Generated by GPT-5-mini| DrugBank | |
|---|---|
| Name | DrugBank |
| Developer | University of Alberta, IMS |
| Released | 2006 |
| Genre | Biomedical database |
| License | Commercial and academic licenses |
DrugBank is a curated online resource that integrates detailed chemical, pharmacological, and pharmaceutical data with comprehensive drug target information. It serves researchers in pharmacology, medicinal chemistry, bioinformatics, and systems biology by linking drug entries to molecular targets, pathways, and clinical information. The resource is maintained by academic teams and used by industry, regulatory agencies, and healthcare organizations for drug discovery, repurposing, and safety assessment.
DrugBank combines structured drug records with annotated target and pathway relationships, providing cross-references to external resources such as PubChem, ChEMBL, KEGG, UniProt, and ClinicalTrials.gov. Entries typically include chemical structures, pharmaceutical formulations, pharmacokinetics, mechanism of action, and adverse effect profiles, mapping to protein targets annotated with identifiers from RefSeq, PDB, and Entrez Gene. The database supports computational tasks by offering downloadable data in formats compatible with tools like BLAST, Cytoscape, RDKit, and OpenBabel.
Initially developed in the early 2000s by researchers at the University of Alberta and collaborators in Genome Alberta, the project built upon prior work in cheminformatics and proteomics exemplified by groups at Scripps Research, Broad Institute, and European Bioinformatics Institute. Major milestones include the 2006 public release, subsequent expansions to include experimental drug metabolites and comprehensive pharmacogenomic annotations linking to PharmGKB and dbSNP. Funding and partnerships have involved agencies and organizations such as the Natural Sciences and Engineering Research Council of Canada, academic consortia, and commercial biotechnology firms. Over time the platform incorporated crowd‑sourced literature curation practices used in resources like PubMed annotation projects and integrated structural data standards influenced by the Protein Data Bank community.
The content model organizes information into drug-centric and target-centric entities, representing small molecules, biologics, nutraceuticals, and experimental compounds. Chemical descriptors include SMILES and InChI strings cross-referenced to InChITrust standards, molecular weight, and stereochemistry annotations consistent with practices at IUPAC and ChemSpider. Pharmacological attributes such as bioavailability, half‑life, and metabolism pathways reference enzymes like members of the Cytochrome P450 family and transporter families annotated against UniProt accessions. Target annotations link to protein structures in the Protein Data Bank and gene-level data in Ensembl and HGNC, while pathway contexts use mappings to Reactome and KEGG PATHWAY entries. Data provenance traces literature citations from journals such as The Lancet, New England Journal of Medicine, Nature Medicine, and regulatory labels from agencies like the Food and Drug Administration and the European Medicines Agency.
Access is provided via a web interface with programmatic options including RESTful endpoints and data dumps suited for bulk analysis, echoing service models used by NCBI and EMBL-EBI resources. Licensing tiers range from free academic access for noncommercial research to paid commercial subscriptions for proprietary use, similar to licensing schemes at Clarivate and Elsevier commercial databases. Institutional subscriptions and site licenses are common among pharmaceutical companies, university research centers, and government laboratories such as those at National Institutes of Health and national health agencies. The platform also implements user authentication, usage tracking, and data use agreements to comply with contractual and intellectual property requirements observed in collaborations with industry partners like Pfizer and GlaxoSmithKline.

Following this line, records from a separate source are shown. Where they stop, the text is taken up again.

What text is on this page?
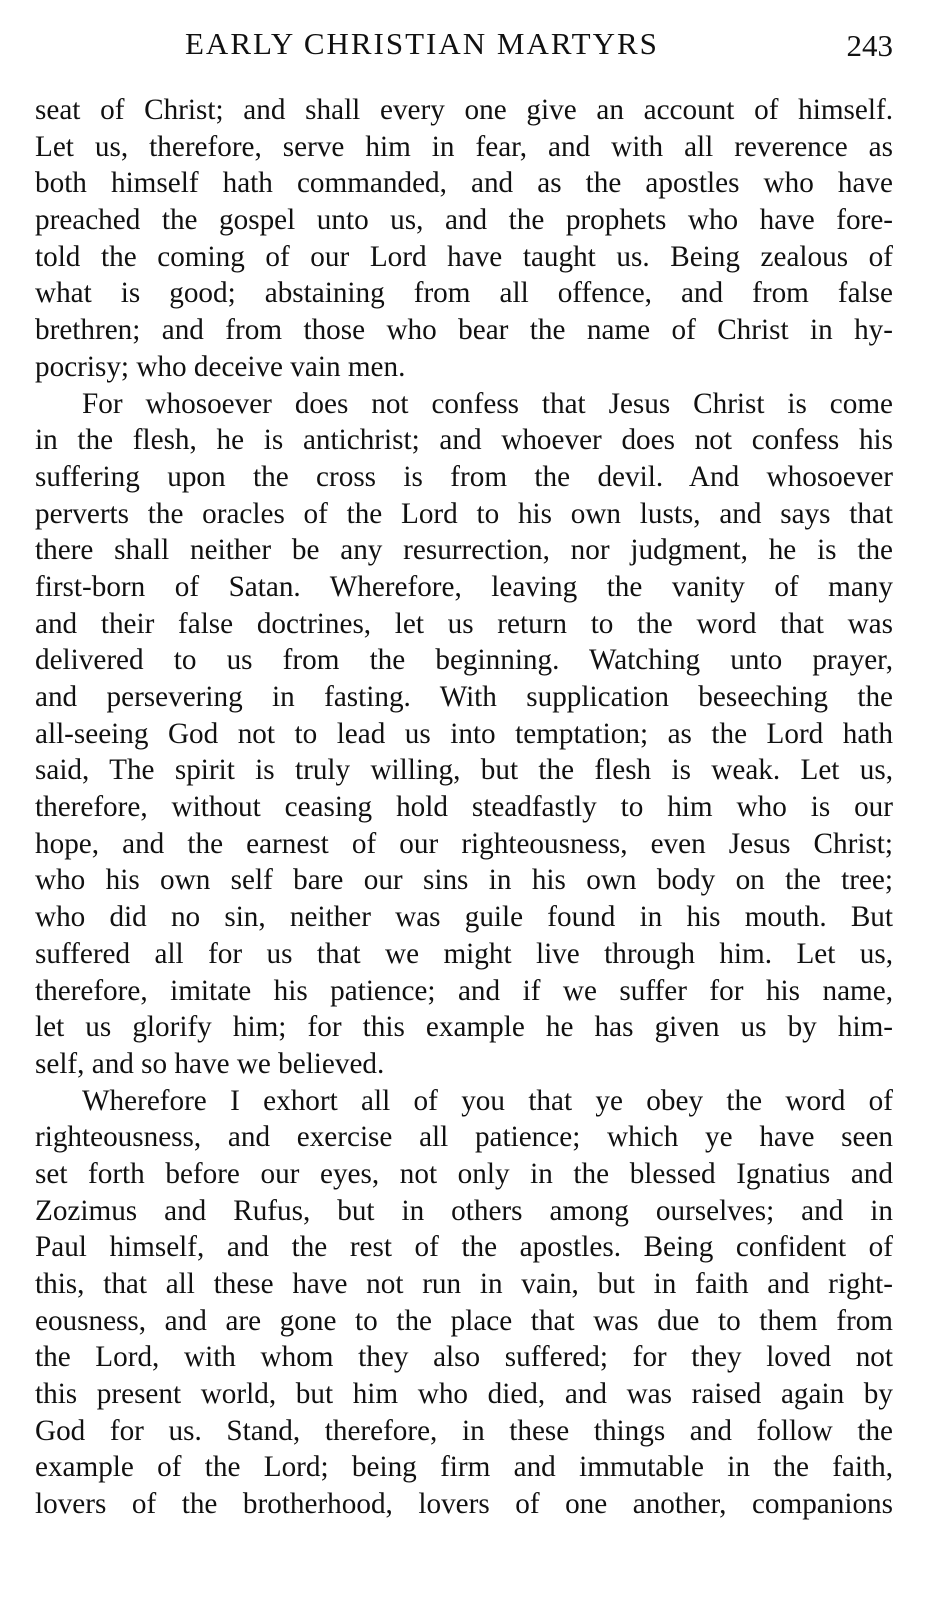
EARLY CHRISTIAN MARTYRS	243
seat of Christ; and shall every one give an account of himself.
Let us, therefore, serve him in fear, and with all reverence as
both himself hath commanded, and as the apostles who have
preached the gospel unto us, and the prophets who have fore-
told the coming of our Lord have taught us. Being zealous of
what is good; abstaining from all offence, and from false
brethren; and from those who bear the name of Christ in hy-
pocrisy; who deceive vain men.
For whosoever does not confess that Jesus Christ is come
in the flesh, he is antichrist; and whoever does not confess his
suffering upon the cross is from the devil. And whosoever
perverts the oracles of the Lord to his own lusts, and says that
there shall neither be any resurrection, nor judgment, he is the
first-born of Satan. Wherefore, leaving the vanity of many
and their false doctrines, let us return to the word that was
delivered to us from the beginning. Watching unto prayer,
and persevering in fasting. With supplication beseeching the
all-seeing God not to lead us into temptation; as the Lord hath
said, The spirit is truly willing, but the flesh is weak. Let us,
therefore, without ceasing hold steadfastly to him who is our
hope, and the earnest of our righteousness, even Jesus Christ;
who his own self bare our sins in his own body on the tree;
who did no sin, neither was guile found in his mouth. But
suffered all for us that we might live through him. Let us,
therefore, imitate his patience; and if we suffer for his name,
let us glorify him; for this example he has given us by him-
self, and so have we believed.
Wherefore I exhort all of you that ye obey the word of
righteousness, and exercise all patience; which ye have seen
set forth before our eyes, not only in the blessed Ignatius and
Zozimus and Rufus, but in others among ourselves; and in
Paul himself, and the rest of the apostles. Being confident of
this, that all these have not run in vain, but in faith and right-
eousness, and are gone to the place that was due to them from
the Lord, with whom they also suffered; for they loved not
this present world, but him who died, and was raised again by
God for us. Stand, therefore, in these things and follow the
example of the Lord; being firm and immutable in the faith,
lovers of the brotherhood, lovers of one another, companions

Researchers use the database for target identification, in silico screening, and drug repurposing studies that reference methods from machine learning workflows developed at institutions like MIT and Stanford University. Drug safety scientists integrate DrugBank annotations with adverse reporting systems such as FAERS to prioritize signals and evaluate pharmacovigilance hypotheses. Structural biologists and medicinal chemists leverage cross-links to Protein Data Bank structures and cheminformatics toolchains in academic groups at Harvard University and University of California, San Francisco to design analogs and study binding modes. The resource has contributed to publications in high-impact journals and to open drug-repositioning initiatives partnered with consortia like Innovative Medicines Initiative.
Critiques focus on curation lag, incompleteness for novel biologics, and challenges in maintaining up-to-date regulatory labeling changes, similar to criticisms leveled at other large aggregators like DrugCentral and commercial compound libraries. The hybrid licensing model has drawn debate in academic communities represented by organizations like SPARC and Creative Commons advocates, who argue for more open access consistent with data-sharing policies at agencies such as the Wellcome Trust. Technical limitations include variable annotation granularity and occasional inconsistencies in cross-references compared with primary resources such as UniProt and PubChem, necessitating cautious validation when used in regulatory submissions or clinical decision support systems.